Hackers keep harassing all types of computer processors, from individuals to organizations, as shown by the Colonial Pipeline crisis. Attackers and spies want knowledge and resources, and they can easily adjust to industry shifts, such as better hardware and software or more tech-savvy users.
Researchers are working to build unhackable processors (hardware and software), just as hackers attempt to manipulate any backdoor they can find in order to extort information or make quick money. The most significant development is Morpheus, a computer processor developed by the University of Michigan that is designed to prevent most low-level attempts at the hardware scale.
Morpheus isn’t completely unhackable, but it’s a huge step forward. It’s expected to be extremely difficult to get into, as per Todd Austin of the University of Michigan. As per IEEE Spectrum, 580 cybersecurity researchers attempted and failed to hack into Morpheus for 13,000 hours. It was developed as part of Security Integrated Through Hardware and firmware (SSITH) program of the US Defense Advanced Research Program Agency (DARPA).
According to Austin, the custom Morpheus CPU provides a puzzle for hackers who use encryption to hide from them in order to locate and target suspicious activities:
“Morpheus is a secure CPU that was designed at the University of Michigan by a group of graduate students and some faculty. It makes the computer into a puzzle that happens to compute. Our idea was that if we could make it really hard to make any exploit work on it, then we wouldn’t have to worry about individual exploits. We just would essentially make it so mind bogglingly terrible to understand that the attackers would be discouraged from attacking this particular target. The challenge is, how do you make it mind bogglingly difficult to understand for an attacker, but not affect the normal programmer?”
The processor distorts what the researcher refers to as “undefined semantics” in a processor:
“Think about driving a car: The defined semantics of your car are that it has a steering wheel; it has a left/right blinker; it may have a stick shift depending on the kind of car; it has as an on-off button. Once you know those basic features, you can drive your car. The undefined semantics are: Is it four cylinders or six cylinders? Does it run on diesel or electric? Does it have ABS braking or non-ABS braking? Attackers need to know all that underlying stuff, because they need to use that knowledge to step around the defenses. It is the telltale sign of an attack that it is dipping into the implementation details of a system.”
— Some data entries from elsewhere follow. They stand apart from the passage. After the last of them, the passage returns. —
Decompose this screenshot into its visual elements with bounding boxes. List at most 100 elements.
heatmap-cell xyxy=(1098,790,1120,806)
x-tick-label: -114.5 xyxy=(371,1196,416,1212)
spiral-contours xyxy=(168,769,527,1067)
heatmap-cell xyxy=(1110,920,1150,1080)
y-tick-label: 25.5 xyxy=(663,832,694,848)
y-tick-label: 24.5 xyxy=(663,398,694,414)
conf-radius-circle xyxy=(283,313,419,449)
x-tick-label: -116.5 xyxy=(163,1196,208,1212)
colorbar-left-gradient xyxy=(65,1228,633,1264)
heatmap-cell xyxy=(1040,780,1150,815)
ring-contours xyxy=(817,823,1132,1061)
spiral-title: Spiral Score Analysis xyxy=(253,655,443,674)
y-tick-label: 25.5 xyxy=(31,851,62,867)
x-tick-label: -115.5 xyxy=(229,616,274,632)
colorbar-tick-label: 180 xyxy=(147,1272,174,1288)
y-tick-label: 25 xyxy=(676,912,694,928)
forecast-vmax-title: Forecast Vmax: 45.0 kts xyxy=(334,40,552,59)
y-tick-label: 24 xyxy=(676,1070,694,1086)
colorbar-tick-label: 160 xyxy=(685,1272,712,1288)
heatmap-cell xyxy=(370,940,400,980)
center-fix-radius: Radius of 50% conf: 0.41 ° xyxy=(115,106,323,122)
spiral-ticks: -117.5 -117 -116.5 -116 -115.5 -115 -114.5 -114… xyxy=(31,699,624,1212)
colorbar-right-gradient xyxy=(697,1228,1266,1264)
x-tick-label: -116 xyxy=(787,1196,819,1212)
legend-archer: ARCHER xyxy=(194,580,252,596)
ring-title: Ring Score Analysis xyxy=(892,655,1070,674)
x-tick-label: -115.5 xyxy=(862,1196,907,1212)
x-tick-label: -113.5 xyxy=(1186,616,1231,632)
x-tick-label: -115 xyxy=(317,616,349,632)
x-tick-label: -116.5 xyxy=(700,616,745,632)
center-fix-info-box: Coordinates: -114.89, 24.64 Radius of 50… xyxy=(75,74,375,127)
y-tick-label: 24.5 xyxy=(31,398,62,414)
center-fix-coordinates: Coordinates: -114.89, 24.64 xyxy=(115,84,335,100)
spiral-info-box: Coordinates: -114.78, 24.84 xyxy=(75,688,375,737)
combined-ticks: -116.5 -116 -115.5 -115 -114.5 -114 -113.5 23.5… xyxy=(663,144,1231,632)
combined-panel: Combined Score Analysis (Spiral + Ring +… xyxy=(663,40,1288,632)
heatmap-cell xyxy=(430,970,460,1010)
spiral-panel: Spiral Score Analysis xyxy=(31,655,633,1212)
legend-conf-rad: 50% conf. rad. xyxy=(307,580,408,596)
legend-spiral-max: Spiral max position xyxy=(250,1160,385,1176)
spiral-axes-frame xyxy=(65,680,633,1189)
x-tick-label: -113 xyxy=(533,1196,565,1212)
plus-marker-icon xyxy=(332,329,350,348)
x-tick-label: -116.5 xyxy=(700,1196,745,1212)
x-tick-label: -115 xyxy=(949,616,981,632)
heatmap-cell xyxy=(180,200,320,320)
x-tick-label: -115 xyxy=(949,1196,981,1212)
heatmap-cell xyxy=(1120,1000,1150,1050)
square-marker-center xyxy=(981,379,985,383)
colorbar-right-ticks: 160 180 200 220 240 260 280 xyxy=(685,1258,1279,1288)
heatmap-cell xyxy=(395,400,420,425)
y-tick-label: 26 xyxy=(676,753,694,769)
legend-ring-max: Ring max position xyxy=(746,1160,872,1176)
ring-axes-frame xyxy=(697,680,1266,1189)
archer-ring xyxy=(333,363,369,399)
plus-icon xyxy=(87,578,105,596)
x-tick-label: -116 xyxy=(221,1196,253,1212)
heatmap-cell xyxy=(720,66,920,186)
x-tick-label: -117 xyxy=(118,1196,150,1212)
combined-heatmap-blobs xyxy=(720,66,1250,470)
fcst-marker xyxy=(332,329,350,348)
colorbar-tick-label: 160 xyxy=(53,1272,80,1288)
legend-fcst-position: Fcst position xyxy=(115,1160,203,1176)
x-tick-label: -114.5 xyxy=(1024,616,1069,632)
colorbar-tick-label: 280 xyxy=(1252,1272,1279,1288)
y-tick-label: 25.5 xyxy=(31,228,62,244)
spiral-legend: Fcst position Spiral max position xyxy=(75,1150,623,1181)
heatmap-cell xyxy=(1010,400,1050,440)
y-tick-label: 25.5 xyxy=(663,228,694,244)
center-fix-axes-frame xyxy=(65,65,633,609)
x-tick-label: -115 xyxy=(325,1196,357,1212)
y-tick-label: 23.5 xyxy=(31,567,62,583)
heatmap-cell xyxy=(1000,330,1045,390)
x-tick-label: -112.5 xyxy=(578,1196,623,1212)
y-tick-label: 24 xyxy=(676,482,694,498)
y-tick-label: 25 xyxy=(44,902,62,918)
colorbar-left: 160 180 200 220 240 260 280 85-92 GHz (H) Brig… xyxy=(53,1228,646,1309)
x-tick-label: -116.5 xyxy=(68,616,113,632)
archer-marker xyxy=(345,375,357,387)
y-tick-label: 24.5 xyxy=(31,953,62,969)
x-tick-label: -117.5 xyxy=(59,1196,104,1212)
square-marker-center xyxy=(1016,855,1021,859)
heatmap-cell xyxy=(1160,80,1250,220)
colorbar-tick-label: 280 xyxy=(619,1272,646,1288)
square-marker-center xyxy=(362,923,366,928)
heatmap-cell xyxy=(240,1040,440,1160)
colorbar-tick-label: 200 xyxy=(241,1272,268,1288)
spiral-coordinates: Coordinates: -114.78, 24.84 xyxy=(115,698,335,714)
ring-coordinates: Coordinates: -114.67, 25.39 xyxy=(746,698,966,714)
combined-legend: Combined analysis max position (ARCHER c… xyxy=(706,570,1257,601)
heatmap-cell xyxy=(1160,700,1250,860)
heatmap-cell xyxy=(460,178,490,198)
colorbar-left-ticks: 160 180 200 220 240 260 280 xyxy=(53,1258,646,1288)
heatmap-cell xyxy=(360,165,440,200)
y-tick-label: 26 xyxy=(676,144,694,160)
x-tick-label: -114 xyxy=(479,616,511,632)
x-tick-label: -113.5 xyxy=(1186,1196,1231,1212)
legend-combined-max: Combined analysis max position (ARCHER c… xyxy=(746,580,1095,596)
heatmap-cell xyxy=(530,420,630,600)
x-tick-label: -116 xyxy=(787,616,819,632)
The researchers encrypt memory pointers by inserting “128 bits of randomness” into them:
“The key mechanism that’s under the hood here is making this machine change and change and change and never be the same ever again. It’s cryptography, just simple cryptography.”
Morpheus’ undefined semantics shift every few hundred milliseconds, making it impossible for hackers to prepare for them:
“The underlying implementation will be so unique that you will never see the one that you’re on now again, ever, on any other machine in the future. It is completely unique in time and space.”
The encryption is handled by a code named Simon, and it occurs every 100 milliseconds, making it extremely difficult for hackers to adjust. That time could eventually drop to 10 milliseconds, preventing information from leaving the building before changing, requiring attackers to be physically present near the targeted computer processors.
This technology – computer processors – might have prevented the notorious Spectre and Meltdown hacks of a few years ago, which exploited bugs in chips powering a wide range of computers, allowing hackers to target them. The cost of encryption is a 10% output hit, but Austin claims that large corporations like Intel, AMD, and ARM could reduce the burden to only a few percent.